METAL: Minimum Effort Temporal Activity Localization in Untrimmed Videos

CVPR 2020  ·  Da Zhang, Xiyang Dai, Yuan-Fang Wang ·

Existing Temporal Activity Localization (TAL) methods largely adopt strong supervision for model training, which requires (1) vast amounts of untrimmed videos per each activity category and (2) accurate segment-level boundary annotations (start time and end time) for every instance. This poses a critical restriction to the current methods in practical scenarios where not only segment-level annotations are expensive to obtain, but many activity categories are also rare and unobserved during training.
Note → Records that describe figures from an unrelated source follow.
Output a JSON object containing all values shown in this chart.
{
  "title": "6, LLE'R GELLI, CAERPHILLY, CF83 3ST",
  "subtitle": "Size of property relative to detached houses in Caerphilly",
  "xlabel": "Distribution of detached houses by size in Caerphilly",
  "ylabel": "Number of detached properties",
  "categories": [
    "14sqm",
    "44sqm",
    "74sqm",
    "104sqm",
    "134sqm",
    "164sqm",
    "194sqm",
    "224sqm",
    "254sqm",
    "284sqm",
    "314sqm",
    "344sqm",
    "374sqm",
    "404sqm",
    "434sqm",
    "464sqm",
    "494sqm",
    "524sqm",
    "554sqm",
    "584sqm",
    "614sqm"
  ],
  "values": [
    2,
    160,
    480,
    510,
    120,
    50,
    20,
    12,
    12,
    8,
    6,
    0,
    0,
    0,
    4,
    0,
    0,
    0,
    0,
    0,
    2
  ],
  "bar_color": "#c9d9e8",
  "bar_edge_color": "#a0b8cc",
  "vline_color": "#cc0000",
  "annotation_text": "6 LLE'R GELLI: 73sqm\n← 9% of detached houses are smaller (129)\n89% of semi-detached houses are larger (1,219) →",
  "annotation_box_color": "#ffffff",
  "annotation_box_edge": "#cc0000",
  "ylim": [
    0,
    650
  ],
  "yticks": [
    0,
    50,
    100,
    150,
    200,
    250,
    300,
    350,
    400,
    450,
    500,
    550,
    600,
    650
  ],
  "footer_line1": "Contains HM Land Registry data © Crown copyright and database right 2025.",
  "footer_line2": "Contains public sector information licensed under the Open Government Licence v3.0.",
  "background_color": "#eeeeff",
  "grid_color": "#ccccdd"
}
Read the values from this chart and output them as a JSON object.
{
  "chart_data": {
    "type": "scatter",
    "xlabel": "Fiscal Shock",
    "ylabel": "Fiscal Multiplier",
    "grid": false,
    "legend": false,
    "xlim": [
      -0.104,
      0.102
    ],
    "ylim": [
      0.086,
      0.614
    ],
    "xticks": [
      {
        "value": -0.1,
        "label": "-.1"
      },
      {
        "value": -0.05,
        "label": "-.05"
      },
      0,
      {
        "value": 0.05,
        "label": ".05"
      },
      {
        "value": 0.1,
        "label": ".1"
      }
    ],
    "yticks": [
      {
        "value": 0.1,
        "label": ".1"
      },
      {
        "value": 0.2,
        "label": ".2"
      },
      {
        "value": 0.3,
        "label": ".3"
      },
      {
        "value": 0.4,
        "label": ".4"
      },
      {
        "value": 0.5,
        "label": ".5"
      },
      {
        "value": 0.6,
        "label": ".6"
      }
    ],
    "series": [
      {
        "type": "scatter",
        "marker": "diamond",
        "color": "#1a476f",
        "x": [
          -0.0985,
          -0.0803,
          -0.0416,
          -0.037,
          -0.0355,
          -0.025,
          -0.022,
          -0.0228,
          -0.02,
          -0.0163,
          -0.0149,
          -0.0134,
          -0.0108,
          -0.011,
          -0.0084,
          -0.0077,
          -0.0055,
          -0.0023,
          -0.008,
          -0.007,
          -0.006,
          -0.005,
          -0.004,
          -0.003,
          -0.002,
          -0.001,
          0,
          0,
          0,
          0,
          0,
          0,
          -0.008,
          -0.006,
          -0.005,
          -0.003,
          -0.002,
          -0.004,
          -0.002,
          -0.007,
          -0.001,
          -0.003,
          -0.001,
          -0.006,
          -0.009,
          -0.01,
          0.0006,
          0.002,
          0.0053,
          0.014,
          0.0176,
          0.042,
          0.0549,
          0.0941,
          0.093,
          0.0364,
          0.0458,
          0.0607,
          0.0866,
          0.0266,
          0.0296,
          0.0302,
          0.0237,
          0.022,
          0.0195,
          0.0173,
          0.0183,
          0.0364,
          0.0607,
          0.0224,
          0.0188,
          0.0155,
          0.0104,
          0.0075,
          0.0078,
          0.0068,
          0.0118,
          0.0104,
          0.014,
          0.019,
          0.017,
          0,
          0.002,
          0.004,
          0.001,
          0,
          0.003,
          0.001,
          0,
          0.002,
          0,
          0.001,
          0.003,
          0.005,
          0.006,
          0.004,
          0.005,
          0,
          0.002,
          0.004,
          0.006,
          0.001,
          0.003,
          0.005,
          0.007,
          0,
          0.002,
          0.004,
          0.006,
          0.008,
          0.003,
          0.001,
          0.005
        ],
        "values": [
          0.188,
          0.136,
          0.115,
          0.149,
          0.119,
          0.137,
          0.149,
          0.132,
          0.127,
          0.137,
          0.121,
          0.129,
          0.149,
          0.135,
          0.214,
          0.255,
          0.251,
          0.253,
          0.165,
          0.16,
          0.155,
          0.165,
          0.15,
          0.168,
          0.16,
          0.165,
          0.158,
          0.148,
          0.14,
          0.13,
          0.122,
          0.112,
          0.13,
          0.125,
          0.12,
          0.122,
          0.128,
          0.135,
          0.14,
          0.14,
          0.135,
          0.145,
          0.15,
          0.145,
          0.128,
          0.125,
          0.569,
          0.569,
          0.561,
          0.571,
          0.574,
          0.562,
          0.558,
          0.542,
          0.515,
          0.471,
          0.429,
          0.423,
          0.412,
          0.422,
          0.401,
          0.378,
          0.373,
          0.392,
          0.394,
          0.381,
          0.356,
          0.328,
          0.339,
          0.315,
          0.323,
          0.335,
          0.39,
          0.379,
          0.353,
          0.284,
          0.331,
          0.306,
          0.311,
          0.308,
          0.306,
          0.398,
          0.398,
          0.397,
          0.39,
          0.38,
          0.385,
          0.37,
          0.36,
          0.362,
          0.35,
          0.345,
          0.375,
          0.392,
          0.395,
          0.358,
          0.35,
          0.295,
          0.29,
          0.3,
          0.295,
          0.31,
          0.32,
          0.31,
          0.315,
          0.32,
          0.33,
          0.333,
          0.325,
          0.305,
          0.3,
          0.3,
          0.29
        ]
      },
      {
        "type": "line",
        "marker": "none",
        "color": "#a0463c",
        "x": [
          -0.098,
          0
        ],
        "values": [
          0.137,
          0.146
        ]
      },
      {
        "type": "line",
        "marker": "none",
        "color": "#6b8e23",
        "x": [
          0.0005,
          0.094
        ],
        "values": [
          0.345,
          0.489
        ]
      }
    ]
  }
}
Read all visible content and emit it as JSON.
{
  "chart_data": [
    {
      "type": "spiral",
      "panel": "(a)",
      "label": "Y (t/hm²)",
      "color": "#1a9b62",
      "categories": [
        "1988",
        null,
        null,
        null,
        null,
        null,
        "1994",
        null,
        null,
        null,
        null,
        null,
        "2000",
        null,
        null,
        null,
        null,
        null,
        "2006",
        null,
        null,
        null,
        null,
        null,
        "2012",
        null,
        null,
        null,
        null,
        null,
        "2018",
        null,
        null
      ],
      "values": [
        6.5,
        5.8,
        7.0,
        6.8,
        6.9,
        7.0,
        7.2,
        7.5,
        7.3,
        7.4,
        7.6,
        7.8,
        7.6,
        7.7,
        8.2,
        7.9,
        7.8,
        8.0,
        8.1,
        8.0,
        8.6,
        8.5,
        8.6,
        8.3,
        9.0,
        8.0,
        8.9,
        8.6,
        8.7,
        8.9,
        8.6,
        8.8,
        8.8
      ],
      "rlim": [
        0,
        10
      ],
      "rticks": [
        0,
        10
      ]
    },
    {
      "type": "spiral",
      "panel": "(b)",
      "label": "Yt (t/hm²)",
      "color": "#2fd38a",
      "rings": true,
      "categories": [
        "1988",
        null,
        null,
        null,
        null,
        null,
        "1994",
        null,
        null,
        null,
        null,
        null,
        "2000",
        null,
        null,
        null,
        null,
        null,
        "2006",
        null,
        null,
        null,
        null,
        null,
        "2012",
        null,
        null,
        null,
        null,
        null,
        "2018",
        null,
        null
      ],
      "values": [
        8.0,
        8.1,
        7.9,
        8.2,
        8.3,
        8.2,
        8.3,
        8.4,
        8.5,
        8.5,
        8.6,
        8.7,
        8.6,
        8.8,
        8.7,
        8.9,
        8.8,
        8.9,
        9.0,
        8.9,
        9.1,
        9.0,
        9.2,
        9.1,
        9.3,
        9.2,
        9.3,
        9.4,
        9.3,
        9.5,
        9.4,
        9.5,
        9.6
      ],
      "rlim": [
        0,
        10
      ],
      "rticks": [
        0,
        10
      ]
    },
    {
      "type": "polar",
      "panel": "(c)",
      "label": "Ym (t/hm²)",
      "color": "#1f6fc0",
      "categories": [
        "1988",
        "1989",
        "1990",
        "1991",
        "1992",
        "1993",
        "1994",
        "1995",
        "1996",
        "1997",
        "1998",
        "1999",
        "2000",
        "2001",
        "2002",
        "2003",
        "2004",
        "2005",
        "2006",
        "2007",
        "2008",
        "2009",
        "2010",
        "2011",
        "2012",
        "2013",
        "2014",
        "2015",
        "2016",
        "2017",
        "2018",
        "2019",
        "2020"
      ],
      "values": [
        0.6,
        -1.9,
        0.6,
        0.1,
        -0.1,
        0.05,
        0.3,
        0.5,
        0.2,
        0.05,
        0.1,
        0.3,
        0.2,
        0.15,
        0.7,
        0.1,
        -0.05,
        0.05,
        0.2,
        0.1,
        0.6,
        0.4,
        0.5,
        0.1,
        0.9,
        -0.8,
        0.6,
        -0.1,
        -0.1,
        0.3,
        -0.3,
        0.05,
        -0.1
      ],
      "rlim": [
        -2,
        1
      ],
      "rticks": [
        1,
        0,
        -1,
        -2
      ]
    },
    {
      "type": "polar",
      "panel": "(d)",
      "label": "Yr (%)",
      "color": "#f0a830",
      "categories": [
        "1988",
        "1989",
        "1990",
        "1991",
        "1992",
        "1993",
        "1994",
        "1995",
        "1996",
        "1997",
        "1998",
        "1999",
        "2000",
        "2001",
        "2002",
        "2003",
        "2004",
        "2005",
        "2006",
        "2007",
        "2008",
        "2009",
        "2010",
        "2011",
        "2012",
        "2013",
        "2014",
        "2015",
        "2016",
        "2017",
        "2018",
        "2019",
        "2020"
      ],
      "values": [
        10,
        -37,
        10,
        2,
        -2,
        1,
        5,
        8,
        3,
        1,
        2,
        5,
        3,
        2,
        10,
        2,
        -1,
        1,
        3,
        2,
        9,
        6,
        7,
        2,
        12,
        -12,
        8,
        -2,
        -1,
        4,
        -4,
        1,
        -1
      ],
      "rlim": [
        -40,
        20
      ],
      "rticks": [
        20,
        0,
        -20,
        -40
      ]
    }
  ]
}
Therefore, Can we learn a TAL model under weak supervision that can localize unseen activity classes? To address this scenario, we define a novel example-based TAL problem called Minimum Effort Temporal Activity Localization (METAL): Given only a few examples, the goal is to find the occurrences of semantically-related segments in an untrimmed video sequence while model training is only supervised by the video-level annotation. Towards this objective, we propose a novel Similarity Pyramid Network (SPN) that adopts the few-shot learning technique of Relation Network and directly encodes hierarchical multi-scale correlations, which we learn by optimizing two complimentary loss functions in an end-to-end manner. We evaluate the SPN on the THUMOS'14 and ActivityNet datasets, of which we rearrange the videos to fit the METAL setup. Results show that our SPN achieves performance superior or competitive to state-of-the-art approaches with stronger supervision.